Clara María Holguín – NEL-AMP
Se “o despertar é impossível”[1], tal como Lacan demonstra em sua censura ao sonho da eternidade, segundo o qual se imagina despertar, a verificação desse impasse revela um “impossível” para a psicanálise, que lança questões, tanto para a prática quanto para a posição do analista.
Como conceber a prática a partir desse impossível? Podemos nos inspirar nele? Quais são as consequências dessa marca?
Uma prática contra a natureza
A desestruturação do símbolo introduzida por Lacan em seu último ensino, elaborada nos seminários L’insu que sait de l’une bévue e O momento de concluir, faz vacilar todos os semblantes e conduz à consideração de uma antinomia interna na psicanálise entre perspectiva e prática.
Ao mesmo tempo em que a perspectiva é o real – enquanto separado do semblante –, a prática analítica opera com o sentido: “é de algum modo aquilo que poderíamos dizer como sendo da ordem da afetação, ou seja, da ordem do semblante. Isso significa que se opera com a conexão entre um significante e outro, seja pela via da associação livre, seja pela da interpretação”[2]. Qual a saída diante dessa antinomia? É possível capturar um pouco de real pela via do simbólico, quando a noção de estrutura muda radicalmente e a psicanálise chega a ser considerada uma prática do blá-blá-blá?
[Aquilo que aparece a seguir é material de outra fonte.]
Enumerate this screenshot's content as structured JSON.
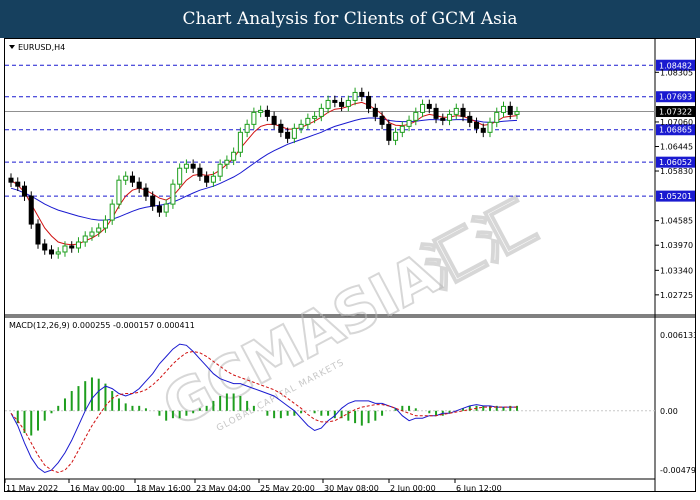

Na medida em que Lacan constata que nem a via do simbólico no real – o realmente simbólico – nem a via do real no simbólico – o simbolicamente real – podem dar conta do real esvaziado de sentido – já que no primeiro caso revela-se que o simbólico é uma mentira em relação ao real e que no segundo, apesar de que se consiga transportar um sentido ao real através da angústia e/ou através do objeto a, que não mentem, evidencia-se que não se deixa de dar voltas –, Lacan propõe uma prática em que já não se trata do imaginário como véu que é preciso atravessar para alcançar o real, mas da articulação entre o imaginário e o real, como nos mostra o nó, onde “se imagina o real”. É aí que o despertar pode ser considerado um fim – apesar de ser impossível – para se opor ao trabalho do inconsciente e tentar introduzir algo que vá além dele. E faz isso pela via do dizer.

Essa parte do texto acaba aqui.